- The AgroICT and Precision Agriculture research group from the University of Lleida and Agrotecnio presents six high-level contributions at ECPA 2025
The AgroICT and Precision Agriculture Research Group (GRAP) of the University of Lleida and Agrotecnio has demonstrated its leadership in digital agriculture during the 15th European Conference on Precision Agriculture (ECPA 2025), held in Barcelona from June 29 to July 3. With six high-level contributions, GRAP has shown how advanced sensor technologies, spatial analysis, and data-driven decision-making are transforming the sustainable management of crops.
Smart pest monitoring and new variables for variable rate applications
The researchers presented a pioneering study on the spatiotemporal dynamics of the codling moth (
Cydia pomonella) in apple orchards. Through the installation of georeferenced traps and geostatistical maps, they demonstrated that this pest shows a highly structured and localized distribution in space and time. The
study highlights that the trap location significantly influences pest detection and the optimal timing for intervention, paving the way for integrating pest maps into Integrated Pest Management (IPM) strategies to improve the precision and effectiveness of interventions.
In a second
study focused on the same pest, the team explored the relationship between canopy structure and pest incidence using parameters derived from LiDAR technology. By combining pest capture data with information on foliage porosity and cross-sectional area, logistic regression models were developed to predict infestation hotspots. This innovative methodology enables the generation of prescription maps for variable-rate applications of plant protection products, optimizing both efficiency and sustainability.

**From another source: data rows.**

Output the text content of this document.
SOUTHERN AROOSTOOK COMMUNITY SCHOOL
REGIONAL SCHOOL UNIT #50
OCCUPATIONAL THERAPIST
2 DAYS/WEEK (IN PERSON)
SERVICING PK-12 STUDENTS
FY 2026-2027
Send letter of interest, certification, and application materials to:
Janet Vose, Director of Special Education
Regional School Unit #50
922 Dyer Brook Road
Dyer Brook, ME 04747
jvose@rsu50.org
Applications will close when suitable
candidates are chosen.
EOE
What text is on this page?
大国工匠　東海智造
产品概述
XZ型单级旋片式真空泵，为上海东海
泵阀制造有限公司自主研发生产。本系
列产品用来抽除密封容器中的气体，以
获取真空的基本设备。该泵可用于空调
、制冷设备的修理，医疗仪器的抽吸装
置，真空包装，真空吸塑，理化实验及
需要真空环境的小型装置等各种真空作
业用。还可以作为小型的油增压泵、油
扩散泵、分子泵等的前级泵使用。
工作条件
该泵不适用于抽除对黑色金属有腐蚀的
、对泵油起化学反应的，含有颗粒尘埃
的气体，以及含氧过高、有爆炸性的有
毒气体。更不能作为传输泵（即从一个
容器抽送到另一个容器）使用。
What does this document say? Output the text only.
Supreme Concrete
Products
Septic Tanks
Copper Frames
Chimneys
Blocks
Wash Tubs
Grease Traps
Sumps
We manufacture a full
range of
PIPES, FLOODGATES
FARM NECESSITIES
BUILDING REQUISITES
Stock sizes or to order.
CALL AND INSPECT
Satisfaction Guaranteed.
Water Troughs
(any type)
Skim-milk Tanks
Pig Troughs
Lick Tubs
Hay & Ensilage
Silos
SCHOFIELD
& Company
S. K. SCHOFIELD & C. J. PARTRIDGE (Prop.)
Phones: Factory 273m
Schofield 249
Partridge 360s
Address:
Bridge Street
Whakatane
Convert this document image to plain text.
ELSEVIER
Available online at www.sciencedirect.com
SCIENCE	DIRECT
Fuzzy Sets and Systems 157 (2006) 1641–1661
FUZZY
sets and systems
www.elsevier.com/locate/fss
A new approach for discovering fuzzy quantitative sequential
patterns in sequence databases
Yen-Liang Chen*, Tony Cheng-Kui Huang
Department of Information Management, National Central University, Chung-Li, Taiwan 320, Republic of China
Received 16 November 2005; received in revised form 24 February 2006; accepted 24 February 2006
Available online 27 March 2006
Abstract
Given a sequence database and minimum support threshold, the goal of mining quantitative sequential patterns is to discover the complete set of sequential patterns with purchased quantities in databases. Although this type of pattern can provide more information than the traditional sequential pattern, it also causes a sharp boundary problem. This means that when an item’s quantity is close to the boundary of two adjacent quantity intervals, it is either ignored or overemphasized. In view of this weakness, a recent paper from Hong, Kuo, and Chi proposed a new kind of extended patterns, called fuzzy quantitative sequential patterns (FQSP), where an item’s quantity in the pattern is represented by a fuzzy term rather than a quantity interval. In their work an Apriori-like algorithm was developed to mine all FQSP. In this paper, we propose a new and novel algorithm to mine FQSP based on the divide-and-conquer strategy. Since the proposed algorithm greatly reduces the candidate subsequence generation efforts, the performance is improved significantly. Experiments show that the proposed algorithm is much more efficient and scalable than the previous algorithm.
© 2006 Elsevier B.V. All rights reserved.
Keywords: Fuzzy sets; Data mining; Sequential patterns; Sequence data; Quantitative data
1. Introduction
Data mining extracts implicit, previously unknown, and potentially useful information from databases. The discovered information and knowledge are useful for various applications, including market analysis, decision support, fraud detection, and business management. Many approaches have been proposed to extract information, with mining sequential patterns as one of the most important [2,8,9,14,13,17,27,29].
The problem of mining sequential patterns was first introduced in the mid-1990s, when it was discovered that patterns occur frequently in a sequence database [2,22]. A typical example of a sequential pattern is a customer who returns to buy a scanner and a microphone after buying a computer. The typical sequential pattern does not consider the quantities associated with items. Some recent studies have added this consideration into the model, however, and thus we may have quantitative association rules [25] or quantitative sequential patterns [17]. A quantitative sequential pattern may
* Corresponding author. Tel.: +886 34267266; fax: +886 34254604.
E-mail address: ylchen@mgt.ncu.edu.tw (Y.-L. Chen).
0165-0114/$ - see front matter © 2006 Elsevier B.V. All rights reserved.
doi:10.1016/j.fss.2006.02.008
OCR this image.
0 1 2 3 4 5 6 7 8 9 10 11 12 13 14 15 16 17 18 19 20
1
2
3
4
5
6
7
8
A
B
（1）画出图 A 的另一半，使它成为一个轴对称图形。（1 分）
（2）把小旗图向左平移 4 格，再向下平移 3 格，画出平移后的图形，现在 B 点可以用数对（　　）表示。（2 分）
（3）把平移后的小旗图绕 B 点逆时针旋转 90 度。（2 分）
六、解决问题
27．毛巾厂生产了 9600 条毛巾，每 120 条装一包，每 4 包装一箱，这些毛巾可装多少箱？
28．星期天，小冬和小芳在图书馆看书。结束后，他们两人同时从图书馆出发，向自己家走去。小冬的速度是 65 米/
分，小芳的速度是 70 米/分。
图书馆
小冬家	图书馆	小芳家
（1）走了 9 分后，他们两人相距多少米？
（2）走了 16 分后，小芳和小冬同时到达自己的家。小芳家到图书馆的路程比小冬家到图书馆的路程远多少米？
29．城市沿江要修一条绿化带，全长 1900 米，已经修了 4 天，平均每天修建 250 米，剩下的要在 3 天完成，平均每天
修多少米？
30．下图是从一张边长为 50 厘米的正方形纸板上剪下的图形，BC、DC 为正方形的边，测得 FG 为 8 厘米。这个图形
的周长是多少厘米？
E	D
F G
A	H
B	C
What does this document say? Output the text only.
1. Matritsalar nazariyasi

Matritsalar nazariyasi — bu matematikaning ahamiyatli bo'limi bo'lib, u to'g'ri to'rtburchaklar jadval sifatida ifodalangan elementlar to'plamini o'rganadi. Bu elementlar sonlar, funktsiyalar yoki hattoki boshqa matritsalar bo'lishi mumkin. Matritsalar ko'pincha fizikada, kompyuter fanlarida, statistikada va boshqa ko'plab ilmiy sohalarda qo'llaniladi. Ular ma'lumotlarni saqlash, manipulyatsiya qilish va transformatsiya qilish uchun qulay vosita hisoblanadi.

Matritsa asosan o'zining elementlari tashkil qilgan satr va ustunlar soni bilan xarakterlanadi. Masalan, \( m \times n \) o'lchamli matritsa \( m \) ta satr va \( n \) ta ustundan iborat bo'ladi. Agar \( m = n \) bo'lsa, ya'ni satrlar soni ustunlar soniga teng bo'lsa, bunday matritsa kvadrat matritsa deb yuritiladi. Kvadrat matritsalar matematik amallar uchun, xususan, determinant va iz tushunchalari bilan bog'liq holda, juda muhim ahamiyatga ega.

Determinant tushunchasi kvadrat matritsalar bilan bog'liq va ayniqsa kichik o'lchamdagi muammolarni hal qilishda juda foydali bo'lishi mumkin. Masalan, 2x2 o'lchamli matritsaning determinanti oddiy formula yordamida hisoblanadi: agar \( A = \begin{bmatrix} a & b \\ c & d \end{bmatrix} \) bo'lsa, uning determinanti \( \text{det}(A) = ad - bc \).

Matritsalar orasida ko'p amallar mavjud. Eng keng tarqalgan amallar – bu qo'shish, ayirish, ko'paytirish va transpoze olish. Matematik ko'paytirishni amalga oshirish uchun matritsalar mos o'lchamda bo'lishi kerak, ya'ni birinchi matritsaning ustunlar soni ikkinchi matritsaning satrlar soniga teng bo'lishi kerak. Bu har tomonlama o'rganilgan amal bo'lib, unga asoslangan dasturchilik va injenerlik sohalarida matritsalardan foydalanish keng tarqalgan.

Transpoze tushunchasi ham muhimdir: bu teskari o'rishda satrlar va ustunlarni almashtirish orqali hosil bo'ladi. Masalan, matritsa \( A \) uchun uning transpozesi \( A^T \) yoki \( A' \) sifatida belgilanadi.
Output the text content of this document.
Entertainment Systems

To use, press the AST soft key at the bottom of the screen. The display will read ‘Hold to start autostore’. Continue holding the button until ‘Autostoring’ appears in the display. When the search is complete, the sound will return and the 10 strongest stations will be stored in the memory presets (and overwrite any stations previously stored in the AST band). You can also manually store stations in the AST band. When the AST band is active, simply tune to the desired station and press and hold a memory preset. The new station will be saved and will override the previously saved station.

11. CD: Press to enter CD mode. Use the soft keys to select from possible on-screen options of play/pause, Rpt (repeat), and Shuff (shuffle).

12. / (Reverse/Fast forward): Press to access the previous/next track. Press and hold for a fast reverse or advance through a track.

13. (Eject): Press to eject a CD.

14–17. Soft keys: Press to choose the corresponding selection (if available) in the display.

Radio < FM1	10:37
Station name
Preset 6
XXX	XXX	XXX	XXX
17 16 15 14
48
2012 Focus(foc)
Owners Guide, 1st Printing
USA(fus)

The Leafiness-LiDAR Index: measuring drought impact in apple orchards
Another noteworthy contribution was the application of the Leafiness-LiDAR Index (LLI) to assess the effects of water stress in apple orchards. Under both full irrigation and water deficit conditions, the study demonstrated a strong correlation between LLI, Leaf Area Index (LAI), and various production parameters. LLI proved to be more sensitive than traditional methods in detecting canopy changes associated with water scarcity, becoming an effective tool for managing the productivity and resilience of Mediterranean crops (
full article).
Low-cost 3D sensors for fruit tree monitoring
GRAP also evaluated the performance of affordable LiDAR sensors and RGB-D cameras for the 3D reconstruction of fruit trees. The
study showed that low-cost solid-state LiDAR sensors can achieve an accuracy of 10 to 12 mm, while RGB-D cameras with time-of-flight technology can reach up to 7 mm, even under low light conditions. These results open new possibilities for implementing affordable monitoring systems, bringing precision agriculture closer to farmers and service companies.
NDVI as an alternative to LiDAR in large-scale almond orchards
The researchers validated the use of the NDVI (Normalized Difference Vegetation Index), obtained via satellite, as an alternative for characterizing the canopy in super-intensive almond orchards. Strong correlations were found between NDVI and the canopy cross-sectional area obtained with LiDAR across different phenological stages. This
approach allows for remote, scalable, and effective monitoring of crop structure, facilitating variable-rate applications of water, fertilizers, and plant protection products.
Evaluation of fIPAR and its application in precision irrigation
Finally, joint
research between GRAP and IRTA focused on the fraction of photosynthetically active radiation intercepted (fIPAR) as an indicator to optimize precision irrigation. The effect of anti-hail nets on canopy reflectance and light transmission, which can distort remote sensing data, was also analyzed. The next steps include integrating radiative transfer models (RTM) with LiDAR data to improve fIPAR estimation and irrigation efficiency.
Commitment to data-driven and sustainable agriculture
The works presented by GRAP at ECPA 2025 are mainly framed within the
PAgPROTECT and
DIGIFRUIT projects, as well as the funding received from the European Social Fund (ESF), the REACT-EU fund, and the Ministry of Science and Innovation.
This set of contributions consolidates GRAP’s commitment to advancing precision agriculture through innovation, sustainability, and practical solutions for the agricultural sector. In the context of growing challenges such as climate change, resource scarcity, and environmental demands, GRAP’s research offers a clear roadmap toward a more efficient, technological, and resilient agriculture.